If the check had not been made he would have remained undiscovered until yesterday, when regular cleaning was scheduled.
Now family and friends are demanding answers from the police about the search for the missing Irishman.
O'Sullivan had been working in Australia for about two years, living with his brother Johnnie in a Bondi Junction flat and commuting to work in Canberra during the week.
On Saturday night he had been drinking with Johnnie at the Tea Gardens Hotel in Bronte Road, before apparently leaving to carry on at a league club.
When he failed to return to his nearby flat Johnnie began to worry.
On Sunday he reported the disappearance but, Johnnie told the Irish Echo, even with daily calls to check on the progress of the search, "the police were very slow in responding".
The Sydney Morning Herald quotes friends who believed the police treated the case as one of "just another drunk Irishman".

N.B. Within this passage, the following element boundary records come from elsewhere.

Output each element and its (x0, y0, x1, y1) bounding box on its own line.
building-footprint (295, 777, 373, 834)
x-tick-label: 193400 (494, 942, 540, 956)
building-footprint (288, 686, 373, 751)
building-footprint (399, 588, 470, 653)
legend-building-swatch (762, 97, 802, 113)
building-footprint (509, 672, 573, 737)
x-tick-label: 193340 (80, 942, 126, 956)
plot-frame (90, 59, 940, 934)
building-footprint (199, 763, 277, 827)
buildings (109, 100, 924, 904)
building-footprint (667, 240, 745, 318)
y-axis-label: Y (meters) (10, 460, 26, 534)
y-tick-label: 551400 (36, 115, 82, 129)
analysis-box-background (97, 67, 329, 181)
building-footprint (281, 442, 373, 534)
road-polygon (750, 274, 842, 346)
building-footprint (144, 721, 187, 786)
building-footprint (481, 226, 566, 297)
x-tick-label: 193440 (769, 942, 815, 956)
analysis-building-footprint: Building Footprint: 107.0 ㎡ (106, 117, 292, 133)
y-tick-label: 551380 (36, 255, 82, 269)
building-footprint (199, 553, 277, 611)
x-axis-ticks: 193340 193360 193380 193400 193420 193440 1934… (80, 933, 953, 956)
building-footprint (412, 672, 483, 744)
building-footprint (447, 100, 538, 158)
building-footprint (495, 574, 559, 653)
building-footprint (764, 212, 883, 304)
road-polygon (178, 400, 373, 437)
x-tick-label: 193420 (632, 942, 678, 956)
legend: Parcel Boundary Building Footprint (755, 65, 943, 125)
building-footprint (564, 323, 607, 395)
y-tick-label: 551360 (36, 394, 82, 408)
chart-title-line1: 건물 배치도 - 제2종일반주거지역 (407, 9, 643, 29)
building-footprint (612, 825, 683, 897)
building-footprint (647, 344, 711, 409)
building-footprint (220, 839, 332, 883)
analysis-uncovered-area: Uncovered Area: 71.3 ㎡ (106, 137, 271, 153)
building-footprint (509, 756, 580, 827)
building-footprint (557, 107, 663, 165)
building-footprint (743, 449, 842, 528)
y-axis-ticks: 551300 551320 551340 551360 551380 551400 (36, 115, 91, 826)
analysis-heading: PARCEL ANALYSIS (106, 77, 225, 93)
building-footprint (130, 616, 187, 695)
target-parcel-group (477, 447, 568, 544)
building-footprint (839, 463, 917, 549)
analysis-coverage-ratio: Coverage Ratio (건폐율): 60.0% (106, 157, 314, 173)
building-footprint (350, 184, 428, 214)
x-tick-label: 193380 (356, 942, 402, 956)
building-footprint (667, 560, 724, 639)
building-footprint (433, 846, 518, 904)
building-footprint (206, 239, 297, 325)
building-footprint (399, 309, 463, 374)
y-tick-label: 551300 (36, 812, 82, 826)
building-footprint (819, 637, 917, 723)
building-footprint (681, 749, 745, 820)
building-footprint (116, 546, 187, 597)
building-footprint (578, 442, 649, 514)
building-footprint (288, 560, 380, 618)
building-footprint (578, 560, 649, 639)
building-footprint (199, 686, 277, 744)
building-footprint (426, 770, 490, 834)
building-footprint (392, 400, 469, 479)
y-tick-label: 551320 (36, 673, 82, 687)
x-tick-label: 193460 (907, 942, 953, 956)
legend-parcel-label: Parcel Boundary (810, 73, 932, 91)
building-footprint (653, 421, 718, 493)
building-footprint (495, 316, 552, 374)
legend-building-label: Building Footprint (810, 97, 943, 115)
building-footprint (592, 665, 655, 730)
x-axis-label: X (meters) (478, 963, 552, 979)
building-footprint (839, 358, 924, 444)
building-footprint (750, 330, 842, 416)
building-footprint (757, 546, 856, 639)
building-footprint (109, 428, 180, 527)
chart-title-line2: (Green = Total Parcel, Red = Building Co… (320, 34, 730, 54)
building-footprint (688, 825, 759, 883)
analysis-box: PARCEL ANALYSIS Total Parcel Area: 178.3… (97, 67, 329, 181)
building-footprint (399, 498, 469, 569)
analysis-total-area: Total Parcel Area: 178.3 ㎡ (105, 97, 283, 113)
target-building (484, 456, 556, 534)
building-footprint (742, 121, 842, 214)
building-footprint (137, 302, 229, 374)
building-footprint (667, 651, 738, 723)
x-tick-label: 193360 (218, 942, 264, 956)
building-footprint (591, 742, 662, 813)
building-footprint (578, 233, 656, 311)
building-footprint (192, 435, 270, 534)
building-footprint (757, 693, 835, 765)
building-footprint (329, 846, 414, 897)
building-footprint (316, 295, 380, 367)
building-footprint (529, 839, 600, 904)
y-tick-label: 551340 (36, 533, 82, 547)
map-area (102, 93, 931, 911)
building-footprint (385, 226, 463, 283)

"They didn't take it very seriously. There were remarks about his nationality," the SMH quoted a friend, Gavin Anderson, as saying.

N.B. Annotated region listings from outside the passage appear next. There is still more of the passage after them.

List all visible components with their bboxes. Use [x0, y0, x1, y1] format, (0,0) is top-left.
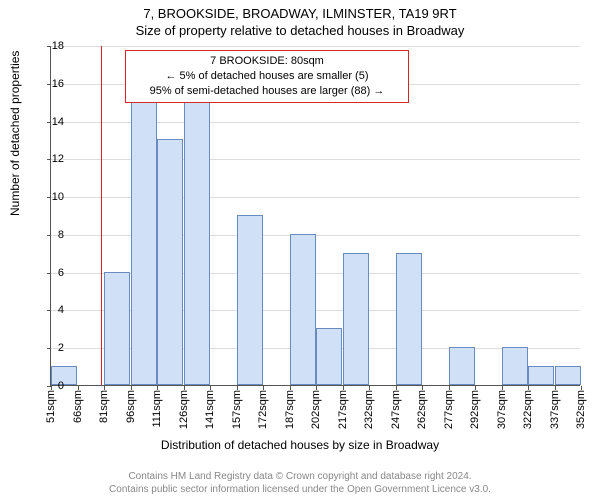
y-axis-label: Number of detached properties [8, 51, 22, 216]
ytick-label: 16 [34, 78, 64, 90]
xtick-label: 322sqm [522, 390, 534, 429]
histogram-bar [528, 366, 554, 385]
xtick-label: 247sqm [390, 390, 402, 429]
footer-attribution: Contains HM Land Registry data © Crown c… [0, 470, 600, 496]
histogram-bar [502, 347, 528, 385]
annotation-box: 7 BROOKSIDE: 80sqm← 5% of detached house… [125, 50, 409, 103]
xtick-label: 292sqm [469, 390, 481, 429]
histogram-bar [316, 328, 342, 385]
xtick-label: 81sqm [98, 390, 110, 423]
xtick-label: 141sqm [204, 390, 216, 429]
ytick-label: 10 [34, 191, 64, 203]
property-marker-line [101, 46, 102, 385]
footer-line-2: Contains public sector information licen… [0, 483, 600, 496]
histogram-bar [184, 102, 210, 385]
ytick-label: 12 [34, 153, 64, 165]
histogram-bar [104, 272, 130, 385]
xtick-label: 96sqm [125, 390, 137, 423]
chart-title-main: 7, BROOKSIDE, BROADWAY, ILMINSTER, TA19 … [0, 0, 600, 21]
histogram-bar [396, 253, 422, 385]
xtick-label: 172sqm [257, 390, 269, 429]
ytick-label: 14 [34, 116, 64, 128]
ytick-label: 18 [34, 40, 64, 52]
xtick-label: 262sqm [416, 390, 428, 429]
chart-title-sub: Size of property relative to detached ho… [0, 21, 600, 38]
xtick-label: 51sqm [45, 390, 57, 423]
ytick-label: 8 [34, 229, 64, 241]
plot-area: 51sqm66sqm81sqm96sqm111sqm126sqm141sqm15… [50, 46, 580, 386]
xtick-label: 352sqm [575, 390, 587, 429]
chart-area: 51sqm66sqm81sqm96sqm111sqm126sqm141sqm15… [50, 46, 580, 386]
histogram-bar [237, 215, 263, 385]
xtick-label: 111sqm [151, 390, 163, 428]
histogram-bar [290, 234, 316, 385]
histogram-bar [449, 347, 475, 385]
xtick-label: 217sqm [337, 390, 349, 429]
xtick-label: 277sqm [443, 390, 455, 429]
gridline [51, 46, 580, 47]
xtick-label: 157sqm [231, 390, 243, 429]
footer-line-1: Contains HM Land Registry data © Crown c… [0, 470, 600, 483]
ytick-label: 4 [34, 304, 64, 316]
histogram-bar [131, 102, 157, 385]
xtick-label: 66sqm [72, 390, 84, 423]
xtick-label: 232sqm [363, 390, 375, 429]
annotation-line: ← 5% of detached houses are smaller (5) [132, 69, 402, 84]
annotation-line: 95% of semi-detached houses are larger (… [132, 84, 402, 99]
ytick-label: 6 [34, 267, 64, 279]
x-axis-label: Distribution of detached houses by size … [0, 438, 600, 452]
ytick-label: 0 [34, 380, 64, 392]
xtick-label: 126sqm [178, 390, 190, 429]
xtick-label: 307sqm [496, 390, 508, 429]
annotation-line: 7 BROOKSIDE: 80sqm [132, 54, 402, 69]
xtick-label: 202sqm [310, 390, 322, 429]
histogram-bar [555, 366, 581, 385]
xtick-label: 337sqm [549, 390, 561, 429]
ytick-label: 2 [34, 342, 64, 354]
histogram-bar [157, 139, 183, 385]
xtick-label: 187sqm [284, 390, 296, 429]
histogram-bar [343, 253, 369, 385]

O'Sullivan's family and friends organised their own search.
His sister and her husband arrived from Ireland to join hundreds of others hunting for O'Sullivan every day and distributing pamphlets. More than 1000 people joined a Facebook group set up to help the search.
On Wednesday night a cleaner making a random check on the East Tower emergency stairwell found O'Sullivan on level six, and paramedics were called.
No one has any idea of what he was doing in the building, or how he got there.
Police, who made their own searches and hunted through CCTV footage, said they had done everything they could.
"When I reviewed the report and actually looked at what work went into finding Mr O'Sullivan, I'm confident in saying that we did everything we could under the circumstances," Eastern Suburbs Crime Manager Ana Loughman told the SMH.